1997, Client: University of Wisconsin, Madison

This was a freelance job. The client wanted me to use their existing logo and logo text, so I based the color scheme on their logo colors. I used a relatively simple navigation scheme using frames, with an outline-style index of the site in the left frame. Each outline element can be collapsed or expanded to show it's sub-pages, and almost every page can be reached from the index.

The client wasn't comfortable using Javascript for the collapsible outline, so I got the same effect by using a series of outline pages, one for each item that needed to be expanded. This works well as long as only one branch of the tree can be expanded at a time and there aren't too many levels to the site. It would be totally impractical, however, if you wanted to allow the user to expand more than one item at once because the number of pages required to cover every possible combination would grow exponentially.

I used a similar navigation scheme for this self-promotion site, but omitted the frames. The McArdle site seems to have gone through a partial redesign, and while they kept the basic look and organization of my design, they have also removed the frames.

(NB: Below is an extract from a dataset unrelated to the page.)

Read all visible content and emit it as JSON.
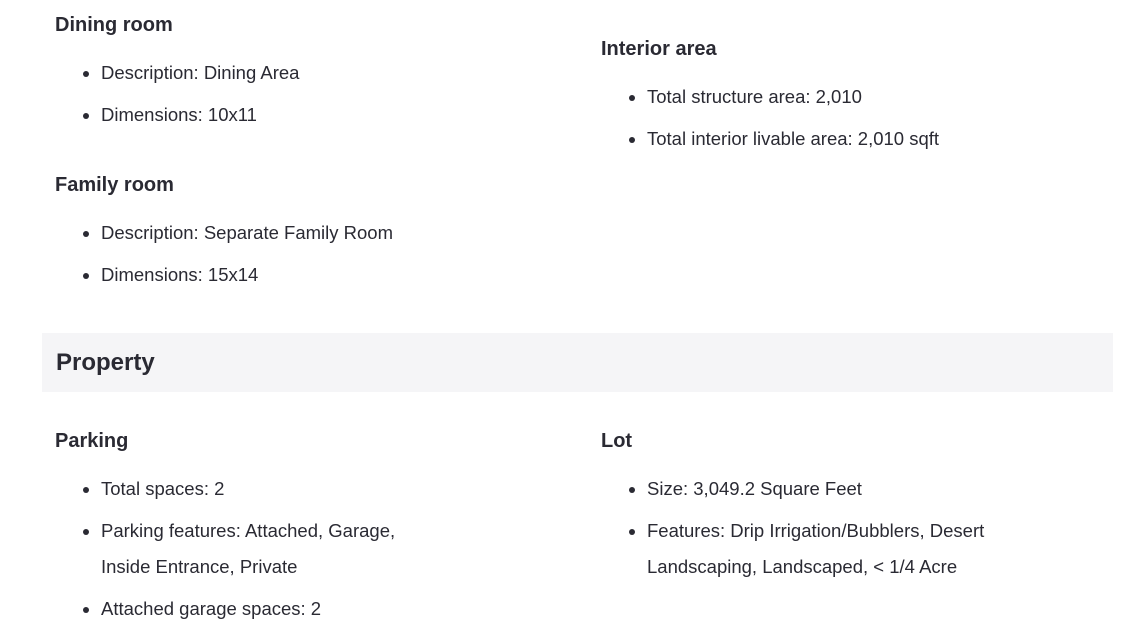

Demco Media Web Site and Online Catalogs (no longer available; working copies of the Turtleback Books and Periodical Subscription Service catalogs are available on this site.)
1995(?), Client: Demco Media, Madison, WI

The logo, rainbow stripe and home page design were forced on me, and the Periodicals FAQ was done by someone else, but I built the interactive catalog and ordering system. I used Filemaker Pro and Tango (a medium-duty graphical RAD tool that could connect to a variety of databases; it now seems to be an orphaned product) to build Demco Media's Turtleback Books Catalog and Periodical Subscription Service Catalog. (The catalogs are being served from my computer because the site was brought in-house by Demco Media, so the site I built for them is no longer active.)

Both catalogs allowed the user to assemble a shopping basket of items and email them to the company. I would have added the ability to accept payments online as well, but the client wasn't willing to go that far.